- ISBN 9780500290859
- 23.50 x 17.00 cm
- 51 Illustrations, 24 in colour
- First published 2013
Giuseppe Verdi and Richard Wagner, the two greatest opera composers of their time, had everything – and nothing – in common.
These equally matched Titans offer us a choice between two kinds of art, two ways of life, two opposed philosophies of existence. During their lifetimes Verdi and Wagner helped to define the identity of their emerging nations; their music still dramatizes the light and dark sides of every human being’s character and consciousness.

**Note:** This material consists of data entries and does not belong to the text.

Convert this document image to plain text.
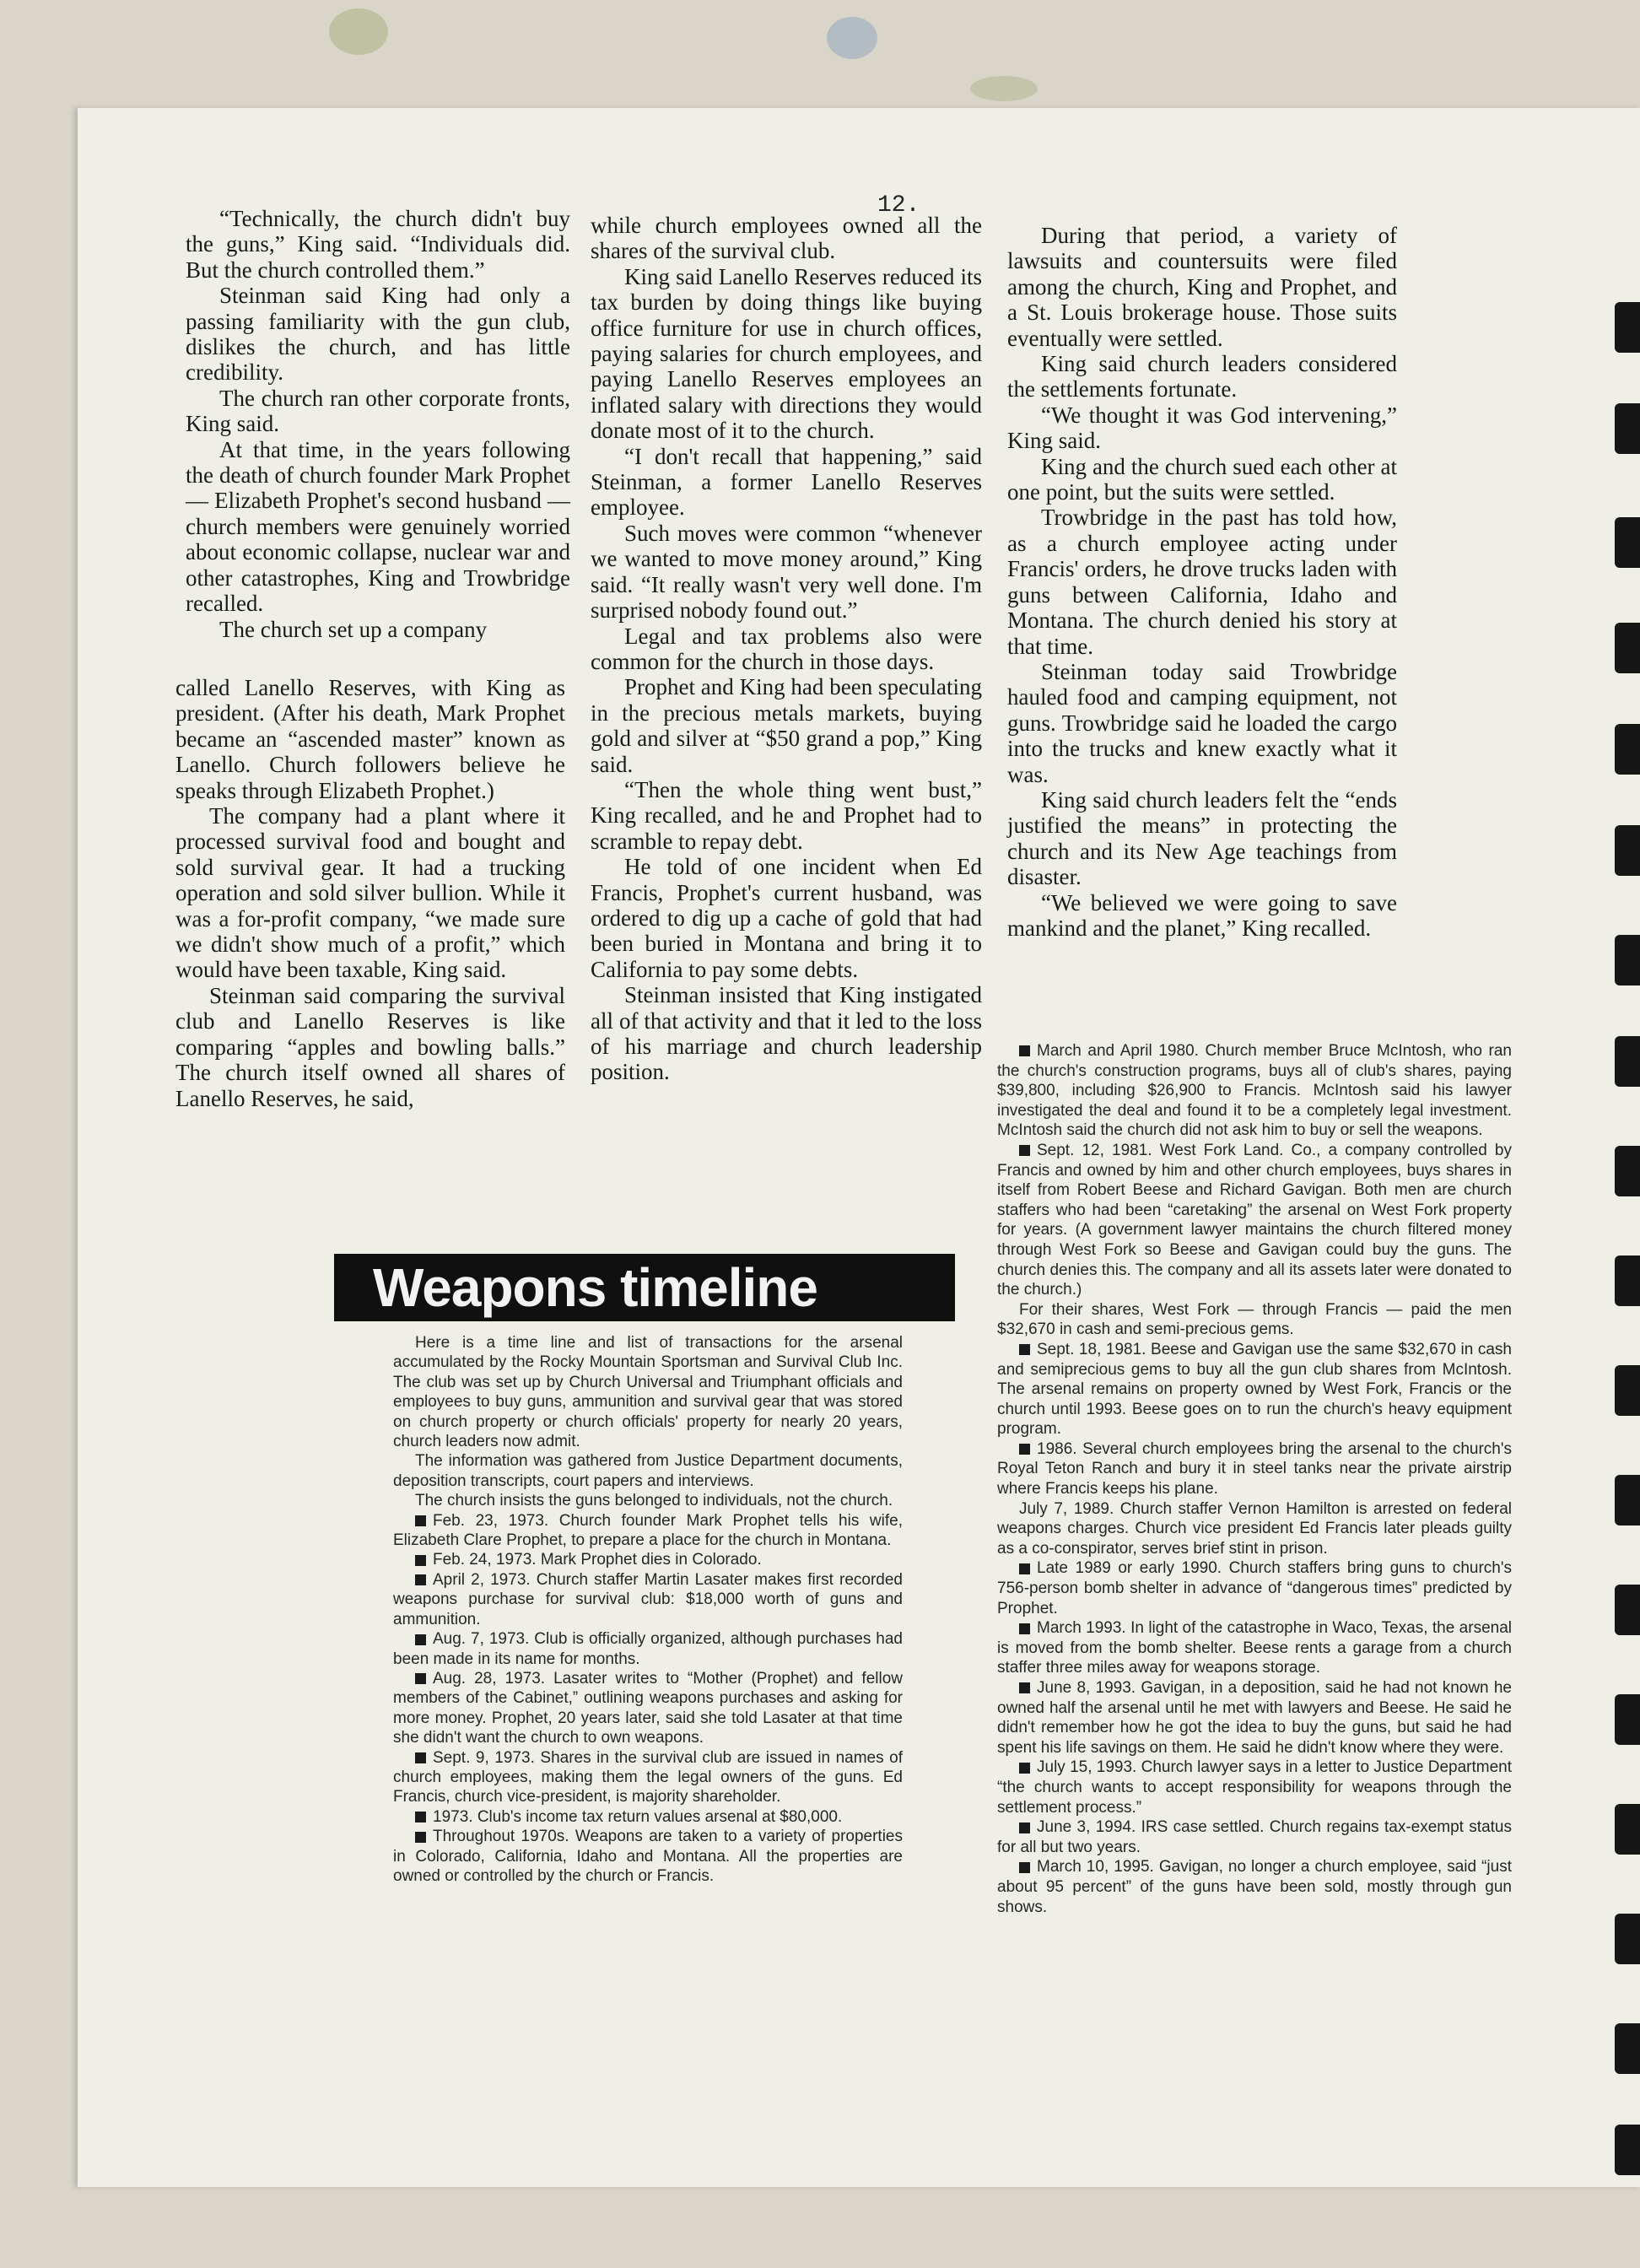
12.

“Technically, the church didn't buy the guns,” King said. “Individuals did. But the church controlled them.”

Steinman said King had only a passing familiarity with the gun club, dislikes the church, and has little credibility.

The church ran other corporate fronts, King said.

At that time, in the years following the death of church founder Mark Prophet — Elizabeth Prophet's second husband — church members were genuinely worried about economic collapse, nuclear war and other catastrophes, King and Trowbridge recalled.

The church set up a company

called Lanello Reserves, with King as president. (After his death, Mark Prophet became an “ascended master” known as Lanello. Church followers believe he speaks through Elizabeth Prophet.)

The company had a plant where it processed survival food and bought and sold survival gear. It had a trucking operation and sold silver bullion. While it was a for-profit company, “we made sure we didn't show much of a profit,” which would have been taxable, King said.

Steinman said comparing the survival club and Lanello Reserves is like comparing “apples and bowling balls.” The church itself owned all shares of Lanello Reserves, he said,

while church employees owned all the shares of the survival club.

King said Lanello Reserves reduced its tax burden by doing things like buying office furniture for use in church offices, paying salaries for church employees, and paying Lanello Reserves employees an inflated salary with directions they would donate most of it to the church.

“I don't recall that happening,” said Steinman, a former Lanello Reserves employee.

Such moves were common “whenever we wanted to move money around,” King said. “It really wasn't very well done. I'm surprised nobody found out.”

Legal and tax problems also were common for the church in those days.

Prophet and King had been speculating in the precious metals markets, buying gold and silver at “$50 grand a pop,” King said.

“Then the whole thing went bust,” King recalled, and he and Prophet had to scramble to repay debt.

He told of one incident when Ed Francis, Prophet's current husband, was ordered to dig up a cache of gold that had been buried in Montana and bring it to California to pay some debts.

Steinman insisted that King instigated all of that activity and that it led to the loss of his marriage and church leadership position.

During that period, a variety of lawsuits and countersuits were filed among the church, King and Prophet, and a St. Louis brokerage house. Those suits eventually were settled.

King said church leaders considered the settlements fortunate.

“We thought it was God intervening,” King said.

King and the church sued each other at one point, but the suits were settled.

Trowbridge in the past has told how, as a church employee acting under Francis' orders, he drove trucks laden with guns between California, Idaho and Montana. The church denied his story at that time.

Steinman today said Trowbridge hauled food and camping equipment, not guns. Trowbridge said he loaded the cargo into the trucks and knew exactly what it was.

King said church leaders felt the “ends justified the means” in protecting the church and its New Age teachings from disaster.

“We believed we were going to save mankind and the planet,” King recalled.

Weapons timeline

Here is a time line and list of transactions for the arsenal accumulated by the Rocky Mountain Sportsman and Survival Club Inc. The club was set up by Church Universal and Triumphant officials and employees to buy guns, ammunition and survival gear that was stored on church property or church officials' property for nearly 20 years, church leaders now admit.

The information was gathered from Justice Department documents, deposition transcripts, court papers and interviews.

The church insists the guns belonged to individuals, not the church.

Feb. 23, 1973. Church founder Mark Prophet tells his wife, Elizabeth Clare Prophet, to prepare a place for the church in Montana.

Feb. 24, 1973. Mark Prophet dies in Colorado.

April 2, 1973. Church staffer Martin Lasater makes first recorded weapons purchase for survival club: $18,000 worth of guns and ammunition.

Aug. 7, 1973. Club is officially organized, although purchases had been made in its name for months.

Aug. 28, 1973. Lasater writes to “Mother (Prophet) and fellow members of the Cabinet,” outlining weapons purchases and asking for more money. Prophet, 20 years later, said she told Lasater at that time she didn't want the church to own weapons.

Sept. 9, 1973. Shares in the survival club are issued in names of church employees, making them the legal owners of the guns. Ed Francis, church vice-president, is majority shareholder.

1973. Club's income tax return values arsenal at $80,000.

Throughout 1970s. Weapons are taken to a variety of properties in Colorado, California, Idaho and Montana. All the properties are owned or controlled by the church or Francis.

March and April 1980. Church member Bruce McIntosh, who ran the church's construction programs, buys all of club's shares, paying $39,800, including $26,900 to Francis. McIntosh said his lawyer investigated the deal and found it to be a completely legal investment. McIntosh said the church did not ask him to buy or sell the weapons.

Sept. 12, 1981. West Fork Land. Co., a company controlled by Francis and owned by him and other church employees, buys shares in itself from Robert Beese and Richard Gavigan. Both men are church staffers who had been “caretaking” the arsenal on West Fork property for years. (A government lawyer maintains the church filtered money through West Fork so Beese and Gavigan could buy the guns. The church denies this. The company and all its assets later were donated to the church.)

For their shares, West Fork — through Francis — paid the men $32,670 in cash and semi-precious gems.

Sept. 18, 1981. Beese and Gavigan use the same $32,670 in cash and semiprecious gems to buy all the gun club shares from McIntosh. The arsenal remains on property owned by West Fork, Francis or the church until 1993. Beese goes on to run the church's heavy equipment program.

1986. Several church employees bring the arsenal to the church's Royal Teton Ranch and bury it in steel tanks near the private airstrip where Francis keeps his plane.

July 7, 1989. Church staffer Vernon Hamilton is arrested on federal weapons charges. Church vice president Ed Francis later pleads guilty as a co-conspirator, serves brief stint in prison.

Late 1989 or early 1990. Church staffers bring guns to church's 756-person bomb shelter in advance of “dangerous times” predicted by Prophet.

March 1993. In light of the catastrophe in Waco, Texas, the arsenal is moved from the bomb shelter. Beese rents a garage from a church staffer three miles away for weapons storage.

June 8, 1993. Gavigan, in a deposition, said he had not known he owned half the arsenal until he met with lawyers and Beese. He said he didn't remember how he got the idea to buy the guns, but said he had spent his life savings on them. He said he didn't know where they were.

July 15, 1993. Church lawyer says in a letter to Justice Department “the church wants to accept responsibility for weapons through the settlement process.”

June 3, 1994. IRS case settled. Church regains tax-exempt status for all but two years.

March 10, 1995. Gavigan, no longer a church employee, said “just about 95 percent” of the guns have been sold, mostly through gun shows.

‘Has done more than any actual production I’ve seen to make me excited about opera … Conrad has provided me with a means of accessing opera specifically, as well as a way of thinking about music in general’ – Prospect
‘A valuable work, not just because of Conrad’s musical insights, but because of his grasp of historical context … His accounts of the contemporary – and historical – stagings of the two composers’ works are exemplary, and useful; and the book itself is never dull’ – The Guardian
‘A characteristic, often brilliant helter-skelter ride through the life, times and works of the composers, their women and their trails of posthumous influence … fascinating enough to be scoured cover-to-cover with pencil in hand’ – Gramophone
‘A scintillating and absorbing read’ – Opera magazine
‘Many fascinating insights pepper the book … no one has commented so fully on contemporary productions of the operas of both Verdi and Wagner as Conrad’ – The Times Literary Supplement
The two composers were born in the same year but at opposite ends of Europe. Verdi the melodist gave voice to the passion and sensuality of Italy; Wagner the harmonist articulated the more metaphysical dream-life of Germany. Their achievements were comparable but Verdi thought of art as a comfort to mankind while it pleased Wagner to believe that the nervous intensity of his operas might drive listeners mad. Is it impossible — as Peter Conrad asks in this book — to love them both?
They were both cultural heroes – nationalism turned them into bards for their newly unified countries. Italians still honour Verdi as a godfather; for Germans, Wagner remains a more troubling ancestor, nowadays often accused of preparing the way for the Third Reich.
The two men stalked each other through the nineteenth century, managing never to meet. The rivalry continued after their deaths, as Wagner supplied the background music for despotism during the 1930s, while Verdi appealed to the liberal opponents of fascism. Almost two centuries after their births, they remain at odds.
Peter Conrad taught English literature at Christ Church, Oxford, from 1973 to 2011. One of the great cultural critics of our time, he has written books on a wide range of subjects, including Modern Times, Modern Places; A Song of Love and Death: The Meaning of Opera; and Creation: Artists, Gods and Origins.